Blurring the line between reality and fiction, a former member of a terrorist group has made a movie slamming those in the Kingdom who recruit young Saudis to fight abroad.



The fictional account of a Saudi deceived by one of these men to fight in Syria has lit up the Internet, and resulted in Abdulrahman Ayel, the filmmaker, getting death threats.



The 15-minute film tells the shocking story of a terrorist organization whose pursuit of twisted ideological goals results in nothing but brutality, misery and heartbreak.



Ayel, who once fought in Iraq for a terrorist organization, directed the movie that focuses on supposedly peace-loving men who are involved in recruiting youngsters to fight in Syria and Iraq. The movie raises many questions about the religious credibility of the recruiters.

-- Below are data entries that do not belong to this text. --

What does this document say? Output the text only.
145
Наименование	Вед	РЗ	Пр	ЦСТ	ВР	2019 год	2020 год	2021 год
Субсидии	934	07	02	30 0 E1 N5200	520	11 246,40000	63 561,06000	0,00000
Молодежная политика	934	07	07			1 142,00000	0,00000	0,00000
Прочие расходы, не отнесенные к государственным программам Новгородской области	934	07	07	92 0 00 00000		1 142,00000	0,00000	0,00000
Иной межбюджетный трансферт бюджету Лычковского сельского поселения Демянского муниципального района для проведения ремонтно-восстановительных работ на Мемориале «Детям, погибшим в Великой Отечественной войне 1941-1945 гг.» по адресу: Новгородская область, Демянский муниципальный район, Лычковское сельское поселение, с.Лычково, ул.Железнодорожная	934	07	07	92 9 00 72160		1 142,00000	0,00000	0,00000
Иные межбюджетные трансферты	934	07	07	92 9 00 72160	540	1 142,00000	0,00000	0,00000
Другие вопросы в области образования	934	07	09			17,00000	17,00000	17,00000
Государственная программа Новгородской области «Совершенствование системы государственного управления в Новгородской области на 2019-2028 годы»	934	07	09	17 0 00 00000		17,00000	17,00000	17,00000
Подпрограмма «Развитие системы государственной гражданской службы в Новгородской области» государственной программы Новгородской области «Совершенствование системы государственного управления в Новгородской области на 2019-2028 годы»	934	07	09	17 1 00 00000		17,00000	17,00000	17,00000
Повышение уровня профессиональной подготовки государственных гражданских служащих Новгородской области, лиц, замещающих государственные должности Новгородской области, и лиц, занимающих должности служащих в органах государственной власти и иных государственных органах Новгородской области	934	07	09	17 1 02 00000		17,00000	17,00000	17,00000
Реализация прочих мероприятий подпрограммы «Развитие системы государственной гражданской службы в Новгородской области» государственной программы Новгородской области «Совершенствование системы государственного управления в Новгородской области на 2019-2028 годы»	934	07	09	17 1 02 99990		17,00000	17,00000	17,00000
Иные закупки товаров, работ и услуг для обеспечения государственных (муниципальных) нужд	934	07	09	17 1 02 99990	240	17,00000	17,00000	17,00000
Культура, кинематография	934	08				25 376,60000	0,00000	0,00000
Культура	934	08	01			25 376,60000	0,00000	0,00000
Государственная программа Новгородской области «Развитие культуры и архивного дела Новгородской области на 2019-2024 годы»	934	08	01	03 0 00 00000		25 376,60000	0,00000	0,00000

The movie opens up at the headquarters of the Islamic State in Iraq and Syria (ISIS) in Deir Al-Zour, Syria, showing several guards in black clothes and covering faces holding military weapons. In the background, a person can be heard reciting poetry encouraging adherents to disrupt public peace and join anti-government uprisings.



As the reciter’s voice fades, the ISIS men bring in a blindfolded man recruited by a local preacher.



He pleads for his life and for the “good” cause that brought him from abroad to support fellow “jihadis.” However, after a short trial he is convicted of espionage and sentenced to death. Fellow fighters carry out the sentence.



“We should not feel sympathy for traitors from our homeland,” says an executioner, as he brandishes a blood stained knife.



The story then shifts to a mosque in Riyadh, where the dead man’s father receives a call from an anonymous person who says his son has died “a martyr.”



Later, the young man’s invisible “spirit” goes to Riyadh to search for answers behind his recruitment and participation in the futile cause abroad. With blood dripping from the gash in his neck, he goes to his family home in a run-down neighborhood and apologizes to his grief-stricken family.



“I was not aware of what was really going on,” he says to his distraught father, mother, brother, and sister. He weeps bitterly when he realizes that none of them can hear or see him.



Then he goes to the office of the recruiter, and finds him taking more money from unsuspecting believers who simply want to fund a good “jihad” cause. He reprimands the recruiter for sending him to die for nothing, but his anger falls on deaf ears. To the recruiter, he remains nothing, neither in life nor in death. Frustrated, the young man goes to a mosque to ask Allah’s forgiveness. “Oh Allah, please forgive me,” he intones. “I never knew that I would be killed at the hands of fellow Muslims.”



The movie closes with the sheikh attending the young man’s funeral and preaching about the blessings of jihad.



Ayel says he has received death threats by e-mail and on social media networks because of his movie. “These threats are ideologically motivated and we are taking them seriously,” he says. “I will seek legal advice on such threats and how to deal with them.”



Ayel says the movie should be a warning and wake-up call for people to guard against suspicious appeals for jihad in conflict zones without permission from the ruler, who is the ultimate authority in Islam for declaring a holy war. “Those who patronize and support such bogus calls for jihad must be brought to justice and punished, and not left to cause more damage,” Ayel says.